Hello again,
I have been having a little identity crisis. I will try to explain:
As you all know I returned to higher education as a mature student and gained a First Class with honours Textiles Degree and a Masters. I have been in education a long time and to be honest I am finding it really hard to readjust without having the reliable routine.
What not many of you are aware of is that I have a diagnosis of Autism amongst other learning difficulties. Returning to higher education was a massive challenge and at times I did feel like I couldn't do it, but persevered. My autism affects me in multiple ways, thankfully throughout all my of higher education I have had an amazing mentor who helped me though it as well as helping me to understand myself. My main difficulties surround social contact, social interactions and conversation amongst other issues. I threw myself into the deep end when I applied to university, and to be honest I still cannot believe that I actually went! And got a degree!! Having a reliable routine helped me to have a sense of order in my life, it's only now without it I can see I am not coping as well. As this title of this post highlights, it's July and I have had my head in the clouds, literally have no idea where the time has gone. That's another thing, I have no concept of time, I arrive and go everywhere really early as I don't want to be late.
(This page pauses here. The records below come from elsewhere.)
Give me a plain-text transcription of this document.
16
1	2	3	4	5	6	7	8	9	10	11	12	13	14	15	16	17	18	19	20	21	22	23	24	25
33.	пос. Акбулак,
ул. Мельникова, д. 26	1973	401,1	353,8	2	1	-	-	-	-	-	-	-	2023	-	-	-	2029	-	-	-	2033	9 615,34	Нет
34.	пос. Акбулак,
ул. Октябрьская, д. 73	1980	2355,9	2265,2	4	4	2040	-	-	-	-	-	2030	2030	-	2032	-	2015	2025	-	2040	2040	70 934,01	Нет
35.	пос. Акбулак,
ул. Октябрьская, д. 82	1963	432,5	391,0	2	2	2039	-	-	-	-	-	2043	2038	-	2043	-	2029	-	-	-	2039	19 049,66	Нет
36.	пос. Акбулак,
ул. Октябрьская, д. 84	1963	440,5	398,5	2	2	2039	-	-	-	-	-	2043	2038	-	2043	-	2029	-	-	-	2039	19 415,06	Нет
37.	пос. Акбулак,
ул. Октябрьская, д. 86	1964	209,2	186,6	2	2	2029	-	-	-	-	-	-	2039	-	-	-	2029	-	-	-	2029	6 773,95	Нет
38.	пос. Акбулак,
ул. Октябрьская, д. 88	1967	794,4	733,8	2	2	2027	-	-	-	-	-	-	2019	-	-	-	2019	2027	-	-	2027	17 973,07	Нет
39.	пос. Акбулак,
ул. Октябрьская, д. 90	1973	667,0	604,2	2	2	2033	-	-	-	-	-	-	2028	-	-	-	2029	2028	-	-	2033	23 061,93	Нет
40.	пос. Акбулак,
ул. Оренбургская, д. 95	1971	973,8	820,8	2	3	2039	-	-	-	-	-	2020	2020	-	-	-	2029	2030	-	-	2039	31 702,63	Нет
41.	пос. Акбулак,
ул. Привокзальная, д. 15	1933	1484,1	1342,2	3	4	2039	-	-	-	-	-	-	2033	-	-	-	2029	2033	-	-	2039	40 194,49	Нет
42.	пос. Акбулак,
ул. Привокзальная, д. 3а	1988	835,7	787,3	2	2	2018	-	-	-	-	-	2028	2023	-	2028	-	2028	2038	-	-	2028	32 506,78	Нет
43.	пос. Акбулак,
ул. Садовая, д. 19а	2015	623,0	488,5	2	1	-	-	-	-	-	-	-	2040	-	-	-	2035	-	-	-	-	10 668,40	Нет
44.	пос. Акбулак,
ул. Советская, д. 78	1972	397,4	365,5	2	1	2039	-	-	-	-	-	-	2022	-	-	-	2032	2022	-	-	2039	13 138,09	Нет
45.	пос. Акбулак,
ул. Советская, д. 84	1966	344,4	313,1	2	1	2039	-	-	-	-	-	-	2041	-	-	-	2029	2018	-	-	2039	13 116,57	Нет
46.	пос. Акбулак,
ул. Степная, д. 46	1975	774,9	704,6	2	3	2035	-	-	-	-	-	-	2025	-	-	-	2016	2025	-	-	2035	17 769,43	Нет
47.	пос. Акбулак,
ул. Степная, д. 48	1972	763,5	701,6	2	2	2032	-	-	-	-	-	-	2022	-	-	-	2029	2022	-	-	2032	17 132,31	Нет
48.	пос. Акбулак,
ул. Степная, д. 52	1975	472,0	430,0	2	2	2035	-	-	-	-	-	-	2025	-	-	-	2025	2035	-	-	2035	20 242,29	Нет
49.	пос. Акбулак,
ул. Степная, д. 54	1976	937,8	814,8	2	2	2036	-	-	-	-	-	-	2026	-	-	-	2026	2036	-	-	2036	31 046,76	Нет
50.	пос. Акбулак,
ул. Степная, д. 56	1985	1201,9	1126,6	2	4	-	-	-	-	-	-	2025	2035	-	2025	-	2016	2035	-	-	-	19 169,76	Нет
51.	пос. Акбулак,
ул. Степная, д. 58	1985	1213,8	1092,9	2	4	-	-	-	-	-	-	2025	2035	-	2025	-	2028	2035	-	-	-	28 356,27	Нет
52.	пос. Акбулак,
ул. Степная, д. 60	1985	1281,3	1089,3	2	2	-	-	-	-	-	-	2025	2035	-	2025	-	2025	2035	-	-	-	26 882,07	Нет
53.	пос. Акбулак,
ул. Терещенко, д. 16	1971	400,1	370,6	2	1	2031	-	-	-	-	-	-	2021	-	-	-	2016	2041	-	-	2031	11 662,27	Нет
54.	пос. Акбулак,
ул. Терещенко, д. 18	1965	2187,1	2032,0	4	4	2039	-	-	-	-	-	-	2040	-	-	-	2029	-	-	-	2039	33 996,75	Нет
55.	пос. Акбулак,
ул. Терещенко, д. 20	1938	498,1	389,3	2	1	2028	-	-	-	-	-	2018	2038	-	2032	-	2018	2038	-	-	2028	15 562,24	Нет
And what have I been doing? Tried to get back into my cross stitch and embroidery, but I got too overwhelmed with the choices I have and ended up doing none. In fact I ended up seeing my embroidery as an outlet that overwhelms me rather than something that relaxes me. This went on for what seemed ages, I love to create 3D hand embroidery as it really challenges me. So I made a bug, it didn't turn out how I expected at all but the process drawing, designing then stitching and making gave me a purpose again and I really enjoyed it. This is him, I called him Boris, that in itself isn't odd from me, see I call everything Boris! Boris has a purpose too, doubles as a pin cushion, pins can be stuck in his spots.
I then wanted to do something fun as I thought Boris was a little too serious, a sea inspired pin cushion.
And currently embroidering a miniature spender plant, photos to follow.
I will find my path, just may take a little longer that expected, as long as I enjoy what I am doing and feel challenged, that's really all that matters I think. In the mean time I will enjoy buying plants, I love nature, plants make me feel happy.
It's darker than it should be within our home, the windows have a tint on them, bright UV light affects my eyes and by dulling the light I also find this more calming. You can see through the open window the difference the tint makes and peeking through there is a lovely sky.